In this episode, Scary discusses the small, strange privileges of returning home, from attending a funeral to being able to lock a door. He builds an argument for his zen mentality, pointing out that there is little in the world outside that is as upsetting as life inside prison. Finally, he grapples with some of his own behavioral patterns and wonders whether, at the age of 63, some things are worth changing.

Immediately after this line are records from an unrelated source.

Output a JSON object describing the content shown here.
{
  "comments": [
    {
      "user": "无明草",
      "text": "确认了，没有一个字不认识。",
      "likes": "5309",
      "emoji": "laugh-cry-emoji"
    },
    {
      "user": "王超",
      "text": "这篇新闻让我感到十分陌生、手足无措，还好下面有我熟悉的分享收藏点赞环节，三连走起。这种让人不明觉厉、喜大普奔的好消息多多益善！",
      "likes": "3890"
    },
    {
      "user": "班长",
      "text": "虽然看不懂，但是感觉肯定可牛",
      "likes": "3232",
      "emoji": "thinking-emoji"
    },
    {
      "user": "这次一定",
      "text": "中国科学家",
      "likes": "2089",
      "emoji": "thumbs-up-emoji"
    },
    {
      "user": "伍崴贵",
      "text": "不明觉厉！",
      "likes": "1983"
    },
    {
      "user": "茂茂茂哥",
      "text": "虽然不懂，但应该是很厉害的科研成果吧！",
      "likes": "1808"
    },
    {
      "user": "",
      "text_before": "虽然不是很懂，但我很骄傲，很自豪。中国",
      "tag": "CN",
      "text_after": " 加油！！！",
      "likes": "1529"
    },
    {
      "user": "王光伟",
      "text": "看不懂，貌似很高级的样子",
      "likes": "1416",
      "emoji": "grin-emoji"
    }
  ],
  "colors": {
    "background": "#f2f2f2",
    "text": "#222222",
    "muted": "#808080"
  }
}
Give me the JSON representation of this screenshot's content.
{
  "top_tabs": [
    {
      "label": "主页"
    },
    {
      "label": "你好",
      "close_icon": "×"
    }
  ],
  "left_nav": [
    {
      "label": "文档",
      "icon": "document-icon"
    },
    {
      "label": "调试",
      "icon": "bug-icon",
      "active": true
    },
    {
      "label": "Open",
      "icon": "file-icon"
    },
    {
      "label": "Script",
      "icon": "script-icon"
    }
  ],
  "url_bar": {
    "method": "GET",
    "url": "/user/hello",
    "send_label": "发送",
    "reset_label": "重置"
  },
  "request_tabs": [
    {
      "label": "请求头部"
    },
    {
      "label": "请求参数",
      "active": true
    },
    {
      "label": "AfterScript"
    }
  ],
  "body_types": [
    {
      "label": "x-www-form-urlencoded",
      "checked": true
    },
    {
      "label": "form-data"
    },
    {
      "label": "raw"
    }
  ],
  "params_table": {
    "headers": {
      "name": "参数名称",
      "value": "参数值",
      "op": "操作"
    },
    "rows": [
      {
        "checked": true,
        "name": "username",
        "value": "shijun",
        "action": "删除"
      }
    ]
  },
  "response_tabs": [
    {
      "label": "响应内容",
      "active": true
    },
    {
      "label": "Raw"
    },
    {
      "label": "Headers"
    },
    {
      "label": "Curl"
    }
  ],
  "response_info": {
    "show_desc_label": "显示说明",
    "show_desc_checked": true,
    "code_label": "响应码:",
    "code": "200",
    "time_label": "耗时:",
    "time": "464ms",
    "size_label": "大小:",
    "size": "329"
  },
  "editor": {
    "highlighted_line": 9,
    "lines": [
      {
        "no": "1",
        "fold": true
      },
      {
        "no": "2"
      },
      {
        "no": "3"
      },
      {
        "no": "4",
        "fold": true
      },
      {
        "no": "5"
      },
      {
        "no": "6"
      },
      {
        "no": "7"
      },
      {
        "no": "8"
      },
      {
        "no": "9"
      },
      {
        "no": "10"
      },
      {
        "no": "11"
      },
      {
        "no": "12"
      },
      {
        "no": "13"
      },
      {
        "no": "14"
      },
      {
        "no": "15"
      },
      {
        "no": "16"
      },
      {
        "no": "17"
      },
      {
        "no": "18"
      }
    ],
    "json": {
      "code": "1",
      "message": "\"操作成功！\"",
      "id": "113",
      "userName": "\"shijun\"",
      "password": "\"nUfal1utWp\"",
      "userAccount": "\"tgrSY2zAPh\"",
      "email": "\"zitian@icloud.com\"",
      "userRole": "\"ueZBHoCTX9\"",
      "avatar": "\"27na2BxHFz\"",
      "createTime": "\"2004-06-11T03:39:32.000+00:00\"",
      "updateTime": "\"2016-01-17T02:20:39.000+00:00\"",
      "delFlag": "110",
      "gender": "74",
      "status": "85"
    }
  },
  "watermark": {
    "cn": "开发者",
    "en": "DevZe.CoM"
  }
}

In this episode, AyLaina describes the miracle of her family, past and present, and gives advice on how to hold down and advance in a job. She journeys through the multiple roles she has held as a woman, mother, daredevil, poet, wife, and formerly incarcerated person. Each has come with particular stigmas, and their intersection is not always easy to navigate, but AyLaina shows us how to honor all parts of yourself in order to find peace
In this episode, Kevin’s ambition and positive outlook shines. He talks about his lowest points, experiencing homelessness and working four jobs in a strange city. These experiences strongly informed Kevin’s entrepreneurial spirit. He walks us through his upbringing, from his fraught relationship with his parents to his struggles with ADD. Cycling in and out of jail was tough, but Kevin provides insight into goal setting and Buddhist practices that can help turn your life around
In this episode, Hazelette tells stories of her daughter’s adoption and the life she’s been able to lead since coming home over 30 years ago. Every decision was guided by her God, and it has led her to great joy; Hazelette talks about her passion for spiritual music and her identity as a singer, and says that finding this joy is key to creating a home for yourself.

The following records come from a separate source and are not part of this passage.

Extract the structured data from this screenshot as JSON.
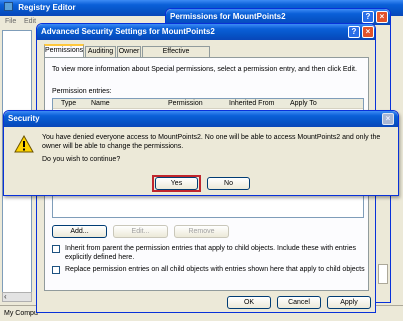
{
  "registry_editor": {
    "title": "Registry Editor",
    "menu": [
      "File",
      "Edit"
    ],
    "status": "My Compu"
  },
  "permissions_dialog": {
    "title": "Permissions for MountPoints2",
    "help": "?",
    "close": "×"
  },
  "advanced_dialog": {
    "title": "Advanced Security Settings for MountPoints2",
    "help": "?",
    "close": "×",
    "tabs": [
      "Permissions",
      "Auditing",
      "Owner",
      "Effective Permissions"
    ],
    "intro": "To view more information about Special permissions, select a permission entry, and then click Edit.",
    "entries_label": "Permission entries:",
    "columns": [
      "Type",
      "Name",
      "Permission",
      "Inherited From",
      "Apply To"
    ],
    "add_label": "Add...",
    "edit_label": "Edit...",
    "remove_label": "Remove",
    "inherit_text": "Inherit from parent the permission entries that apply to child objects. Include these with entries explicitly defined here.",
    "replace_text": "Replace permission entries on all child objects with entries shown here that apply to child objects",
    "ok_label": "OK",
    "cancel_label": "Cancel",
    "apply_label": "Apply"
  },
  "security_dialog": {
    "title": "Security",
    "close": "×",
    "message": "You have denied everyone access to MountPoints2. No one will be able to access MountPoints2 and only the owner will be able to change the permissions.",
    "question": "Do you wish to continue?",
    "yes_label": "Yes",
    "no_label": "No",
    "warning_glyph": "!"
  }
}
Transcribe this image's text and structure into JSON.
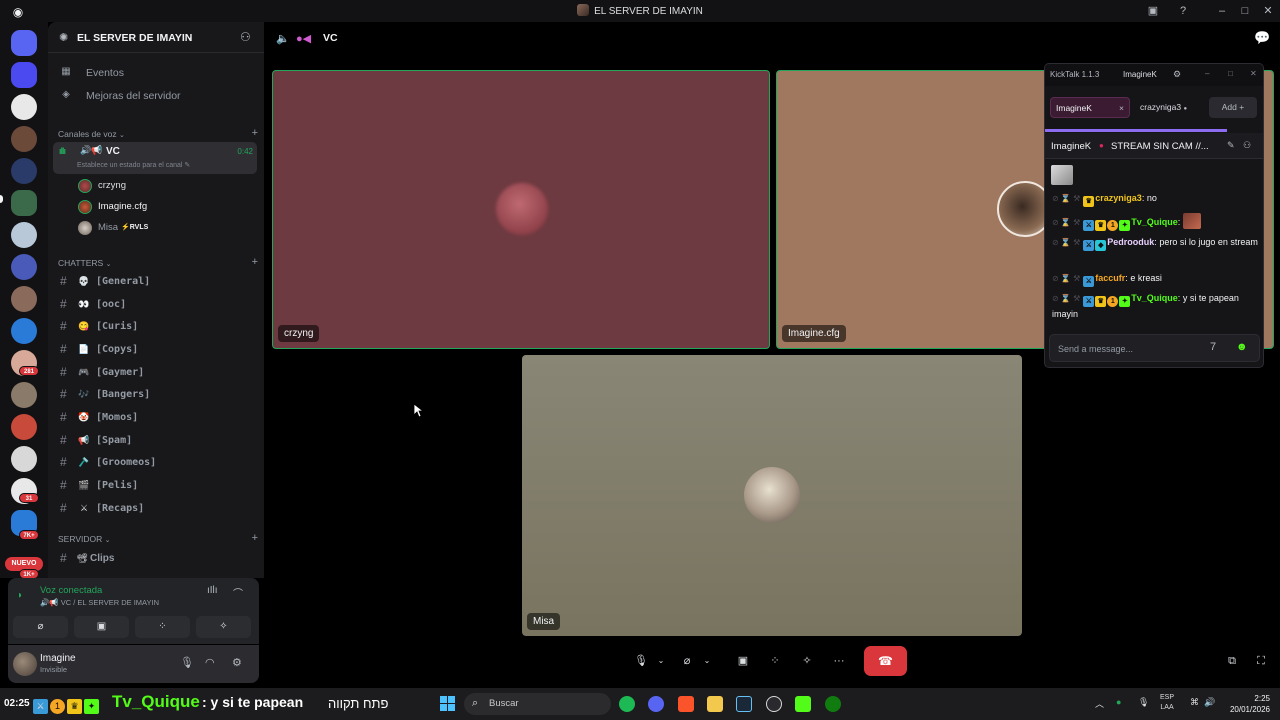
{
  "window": {
    "title": "EL SERVER DE IMAYIN"
  },
  "server": {
    "name": "EL SERVER DE IMAYIN",
    "top_items": [
      {
        "icon": "calendar-icon",
        "label": "Eventos"
      },
      {
        "icon": "boost-icon",
        "label": "Mejoras del servidor"
      }
    ],
    "voice_category": "Canales de voz",
    "voice_channel": {
      "emoji": "🔊📢",
      "name": "VC",
      "timer": "0:42",
      "status_placeholder": "Establece un estado para el canal"
    },
    "voice_members": [
      {
        "name": "crzyng",
        "tag": ""
      },
      {
        "name": "Imagine.cfg",
        "tag": ""
      },
      {
        "name": "Misa",
        "tag": "⚡RVLS"
      }
    ],
    "text_category": "CHATTERS",
    "text_channels": [
      {
        "emoji": "💀",
        "name": "[General]"
      },
      {
        "emoji": "👀",
        "name": "[ooc]"
      },
      {
        "emoji": "😋",
        "name": "[Curis]"
      },
      {
        "emoji": "📄",
        "name": "[Copys]"
      },
      {
        "emoji": "🎮",
        "name": "[Gaymer]"
      },
      {
        "emoji": "🎶",
        "name": "[Bangers]"
      },
      {
        "emoji": "🤡",
        "name": "[Momos]"
      },
      {
        "emoji": "📢",
        "name": "[Spam]"
      },
      {
        "emoji": "🪒",
        "name": "[Groomeos]"
      },
      {
        "emoji": "🎬",
        "name": "[Pelis]"
      },
      {
        "emoji": "⚔",
        "name": "[Recaps]"
      }
    ],
    "server_category": "SERVIDOR",
    "server_channels": [
      {
        "emoji": "📽",
        "name": "Clips"
      }
    ]
  },
  "rail": {
    "badges": [
      "281",
      "31",
      "7K+",
      "1K+"
    ],
    "new_label": "NUEVO"
  },
  "voice_panel": {
    "title": "Voz conectada",
    "subtitle": "🔊📢 VC / EL SERVER DE IMAYIN"
  },
  "user_panel": {
    "name": "Imagine",
    "status": "Invisible"
  },
  "stage": {
    "channel_name": "VC",
    "tiles": [
      {
        "label": "crzyng"
      },
      {
        "label": "Imagine.cfg"
      },
      {
        "label": "Misa"
      }
    ]
  },
  "kicktalk": {
    "app_name": "KickTalk 1.1.3",
    "user": "ImagineK",
    "tabs": [
      {
        "label": "ImagineK",
        "active": true
      },
      {
        "label": "crazyniga3",
        "active": false
      }
    ],
    "add_label": "Add",
    "channel": "ImagineK",
    "stream_title": "STREAM SIN CAM //...",
    "messages": [
      {
        "user": "crazyniga3",
        "text": "no",
        "user_color": "#f0c419"
      },
      {
        "user": "Tv_Quique",
        "text": "",
        "user_color": "#53fc18"
      },
      {
        "user": "Pedrooduk",
        "text": "pero si lo jugo en stream",
        "user_color": "#e8d0ff"
      },
      {
        "user": "faccufr",
        "text": "e kreasi",
        "user_color": "#f5a623"
      },
      {
        "user": "Tv_Quique",
        "text": "y si te papean imayin",
        "user_color": "#53fc18"
      }
    ],
    "input_placeholder": "Send a message..."
  },
  "ticker": {
    "time": "02:25",
    "user": "Tv_Quique",
    "message": ": y si te papean",
    "extra": "פתח תקווה"
  },
  "taskbar": {
    "search_placeholder": "Buscar",
    "lang": "ESP",
    "lang_sub": "LAA",
    "time": "2:25",
    "date": "20/01/2026"
  }
}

“In this episode, Alan shares his love for art with his Anishinaabe community. He describes his various encounters with the police since coming home, and talks about the joys of tinkering with his new house. A master of all trades, Alan weaves his time inside, the native community, children, his dog and the police together through the lens of a budding artist and a love for tattoos.
Content warning: this episode contains stories of policing.

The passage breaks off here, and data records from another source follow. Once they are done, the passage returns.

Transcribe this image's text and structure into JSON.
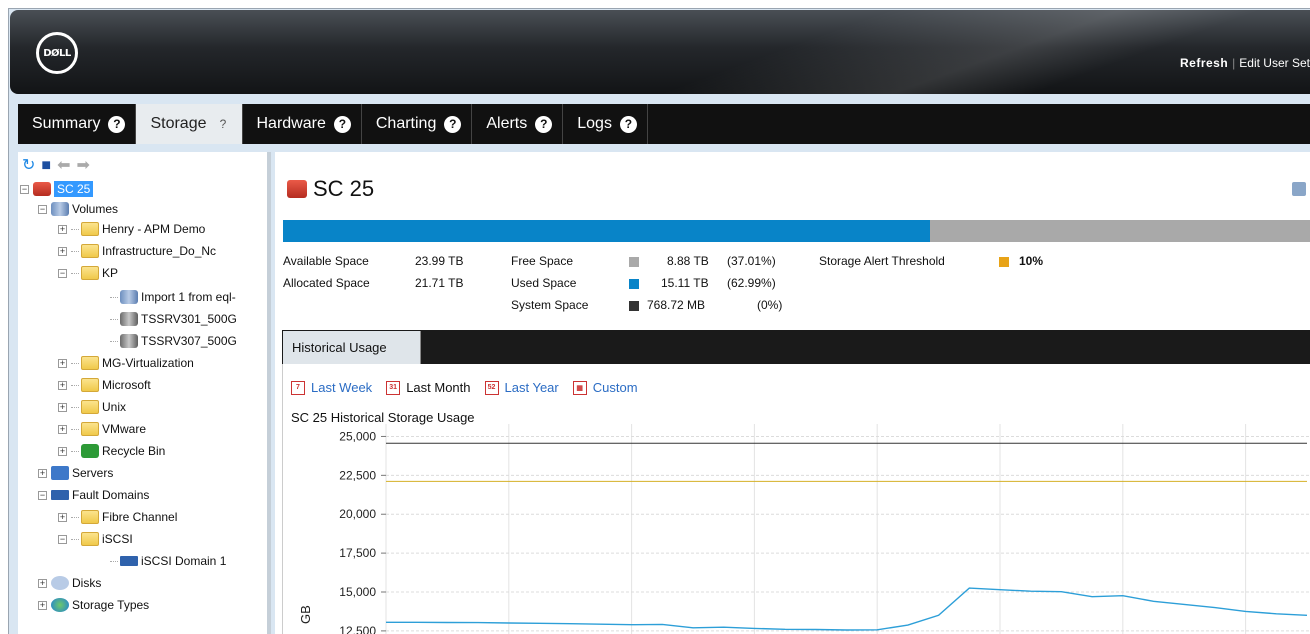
{
  "header": {
    "logo_text": "DØLL",
    "links": [
      "Refresh",
      "Edit User Set"
    ]
  },
  "tabs": [
    {
      "label": "Summary"
    },
    {
      "label": "Storage"
    },
    {
      "label": "Hardware"
    },
    {
      "label": "Charting"
    },
    {
      "label": "Alerts"
    },
    {
      "label": "Logs"
    }
  ],
  "tree": {
    "root": "SC 25",
    "volumes": "Volumes",
    "henry": "Henry - APM Demo",
    "infra": "Infrastructure_Do_Nc",
    "kp": "KP",
    "import": "Import 1 from eql-",
    "tssrv301": "TSSRV301_500G",
    "tssrv307": "TSSRV307_500G",
    "mgvirt": "MG-Virtualization",
    "microsoft": "Microsoft",
    "unix": "Unix",
    "vmware": "VMware",
    "recycle": "Recycle Bin",
    "servers": "Servers",
    "fault": "Fault Domains",
    "fibre": "Fibre Channel",
    "iscsi": "iSCSI",
    "iscsidom": "iSCSI Domain 1",
    "disks": "Disks",
    "storagetypes": "Storage Types"
  },
  "main": {
    "title": "SC 25",
    "used_fraction": 0.6299,
    "available_label": "Available Space",
    "available_value": "23.99 TB",
    "allocated_label": "Allocated Space",
    "allocated_value": "21.71 TB",
    "free_label": "Free Space",
    "free_value": "8.88 TB",
    "free_pct": "(37.01%)",
    "used_label": "Used Space",
    "used_value": "15.11 TB",
    "used_pct": "(62.99%)",
    "system_label": "System Space",
    "system_value": "768.72 MB",
    "system_pct": "(0%)",
    "threshold_label": "Storage Alert Threshold",
    "threshold_value": "10%",
    "colors": {
      "free": "#a9a9a9",
      "used": "#0884c8",
      "system": "#333333",
      "threshold": "#e8a317"
    }
  },
  "history": {
    "tab_label": "Historical Usage",
    "ranges": [
      {
        "label": "Last Week",
        "icon": "7"
      },
      {
        "label": "Last Month",
        "icon": "31"
      },
      {
        "label": "Last Year",
        "icon": "52"
      },
      {
        "label": "Custom",
        "icon": "cal"
      }
    ],
    "chart_title": "SC 25 Historical Storage Usage"
  },
  "chart_data": {
    "type": "line",
    "title": "SC 25 Historical Storage Usage",
    "ylabel": "GB",
    "yticks": [
      "25,000",
      "22,500",
      "20,000",
      "17,500",
      "15,000",
      "12,500"
    ],
    "ylim": [
      12300,
      25800
    ],
    "grid": true,
    "x": [
      0,
      1,
      2,
      3,
      4,
      5,
      6,
      7,
      8,
      9,
      10,
      11,
      12,
      13,
      14,
      15,
      16,
      17,
      18,
      19,
      20,
      21,
      22,
      23,
      24,
      25,
      26,
      27,
      28,
      29,
      30
    ],
    "series": [
      {
        "color": "#333333",
        "values": [
          24566,
          24566,
          24566,
          24566,
          24566,
          24566,
          24566,
          24566,
          24566,
          24566,
          24566,
          24566,
          24566,
          24566,
          24566,
          24566,
          24566,
          24566,
          24566,
          24566,
          24566,
          24566,
          24566,
          24566,
          24566,
          24566,
          24566,
          24566,
          24566,
          24566,
          24566
        ]
      },
      {
        "color": "#d4b126",
        "values": [
          22111,
          22111,
          22111,
          22111,
          22111,
          22111,
          22111,
          22111,
          22111,
          22111,
          22111,
          22111,
          22111,
          22111,
          22111,
          22111,
          22111,
          22111,
          22111,
          22111,
          22111,
          22111,
          22111,
          22111,
          22111,
          22111,
          22111,
          22111,
          22111,
          22111,
          22111
        ]
      },
      {
        "color": "#2d9fd8",
        "values": [
          13050,
          13050,
          13040,
          13030,
          13010,
          12990,
          12960,
          12930,
          12900,
          12920,
          12700,
          12740,
          12660,
          12600,
          12590,
          12560,
          12570,
          12870,
          13500,
          15250,
          15150,
          15050,
          15020,
          14700,
          14760,
          14400,
          14200,
          14000,
          13750,
          13600,
          13500
        ]
      }
    ]
  }
}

In this episode, Romando discusses what it means to be somebody, inside and outside the walls. He advises those coming home and their families to communicate clearly about their needs. He tells us the story of his arrest as a veteran suffering from PTSD, and his decision to cut off his addictions while incarcerated. Maltreatment in the prison has caused Romando partial blindness since coming home, but he talks about leaning on his newfound faith in Islam to find community and hope.
In this episode, Toni talks to women and survivors everywhere. She shares what she has learned about trauma and informed practices of healing and dealing with triggers. She advises fellow survivors on how to focus on themselves and speaks directly to her daughter, discussing who she wants to be as a mother and the hope she sees for her family.
In this episode, Asia reflects on the ways in which life outside can sometimes feel like incarceration all over again. Despite her struggle to find housing, she relishes in the freedom of being untethered—to place or person—and speaks of the hope she feels in the air when she writes for social change.